Is it any different than training a human? What if a person learned programming by hacking on GPL public code and then went to build proprietary software?
It is different in the same way that a person looking at me from their window when I pass by is different from a thousand cameras observing me when I move around city. Scale matters.
> a thousand cameras observing me when I move around city. Scale matters.
reply
While I certainly appreciate the difference, is camera observation illegal anywhere where it isn't explicitly outlawed? Meaning, have courts ever decided that the difference of scale matters?
No idea. I was not trying to make a legal argument. This was to try to convey why someone might feel ok about humans learning from their work but not necessarily about training a model.
This is a lovely analogy, akin to "sharing mix tapes" vs "sharing MP3s on Napster". I fear the coming world with extensive public camera surveilance and facial recognition! (For any other "tin foil hatters" out there, cue the trailer for Minority Report.)
You can rest assured that this is already the case if your picture was ever posted online. There are dozens of such products that law enforcement buys subscriptions to.
A human being who has learned from reading GPL'd code can make the informed, intelligent decision to not copy that code.
My understanding of the open problem here is whether the ML model is intelligently recommending entire fragments that are explicitly licensed under the GPL. That would be a licensing violation, if a human did it.

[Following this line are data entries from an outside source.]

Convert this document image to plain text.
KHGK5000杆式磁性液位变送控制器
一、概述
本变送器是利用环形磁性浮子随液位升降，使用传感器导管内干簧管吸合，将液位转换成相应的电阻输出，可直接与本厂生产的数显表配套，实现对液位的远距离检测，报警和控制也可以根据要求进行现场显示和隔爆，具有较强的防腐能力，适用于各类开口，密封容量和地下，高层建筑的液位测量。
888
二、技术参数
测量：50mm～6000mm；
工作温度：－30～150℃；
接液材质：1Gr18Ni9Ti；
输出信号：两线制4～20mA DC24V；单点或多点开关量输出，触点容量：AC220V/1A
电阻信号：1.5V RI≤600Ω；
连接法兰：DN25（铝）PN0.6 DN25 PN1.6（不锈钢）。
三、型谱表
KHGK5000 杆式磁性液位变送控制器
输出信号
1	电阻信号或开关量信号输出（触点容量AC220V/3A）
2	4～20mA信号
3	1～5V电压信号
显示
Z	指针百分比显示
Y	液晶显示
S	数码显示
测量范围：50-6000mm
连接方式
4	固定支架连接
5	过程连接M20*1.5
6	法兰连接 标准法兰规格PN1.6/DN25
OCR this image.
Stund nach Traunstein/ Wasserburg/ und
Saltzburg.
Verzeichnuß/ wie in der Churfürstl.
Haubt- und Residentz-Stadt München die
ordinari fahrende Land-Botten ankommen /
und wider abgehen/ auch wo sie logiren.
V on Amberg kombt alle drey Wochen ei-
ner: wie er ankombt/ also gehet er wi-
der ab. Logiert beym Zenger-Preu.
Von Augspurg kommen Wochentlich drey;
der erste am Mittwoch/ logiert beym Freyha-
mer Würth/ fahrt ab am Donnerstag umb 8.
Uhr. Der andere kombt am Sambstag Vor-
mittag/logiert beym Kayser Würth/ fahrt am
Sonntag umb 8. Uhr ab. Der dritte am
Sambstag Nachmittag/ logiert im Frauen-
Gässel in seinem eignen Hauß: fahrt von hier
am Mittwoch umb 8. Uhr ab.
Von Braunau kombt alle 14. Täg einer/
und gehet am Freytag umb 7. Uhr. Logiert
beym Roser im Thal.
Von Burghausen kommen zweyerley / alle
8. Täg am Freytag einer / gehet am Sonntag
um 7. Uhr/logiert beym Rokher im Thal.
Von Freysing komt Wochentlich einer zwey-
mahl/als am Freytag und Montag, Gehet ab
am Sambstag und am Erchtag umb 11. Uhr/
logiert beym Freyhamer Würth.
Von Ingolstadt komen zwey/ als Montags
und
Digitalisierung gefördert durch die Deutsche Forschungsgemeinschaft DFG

Actually, I believe it's tricky to say if even human can actually do that safely. There's the whole concept of "cleanroom rewrite" - meaning, if you want to rewrite some GPL or closed-source project into a different license, you should make sure you never ever seen even a glimpse of the original code. If you look on GPL or closed-source code (or, actually, code governed by any other license), it's hard to prove you didn't accidentally/subconsciously remember parts of this code, and copy them into your "rewrite" project even if "you made a decision to not copy". The border between "inspired by" and "blatant copyright infringement" is blurry and messy. If that was already so tricky and troublesome legal-wise before, my first instinct is that with the Copilot it could be even more legally murky territory. IANAL, yet I'd feel better if they made some [legally binding] promises that their model is based only on code carefully verified to have one of an explicit (and published) whitelist of permissive licenses. (Even this could be tricky, with MIT etc. actually requiring some mention in your advertising materials [which is often forgotten], but now that's a completely different level of trouble than not knowing if I'm infringing GPL or some closed-source code, or other weird license.)
Would you hire a person who only knew how to program by taking small snippets of code from GPL and rearranging them? That's like hiring monkey's to type Shakespeare.
The clear difference is that a human's training regimen is to understand how and why code interacts. That is different from an engine that replicates other people's source code.
Exactly so it needs licensing of some sort - this is closer to cover tunes than it is to someone getting a CS degree and being asked to credit Knuth for all their future work.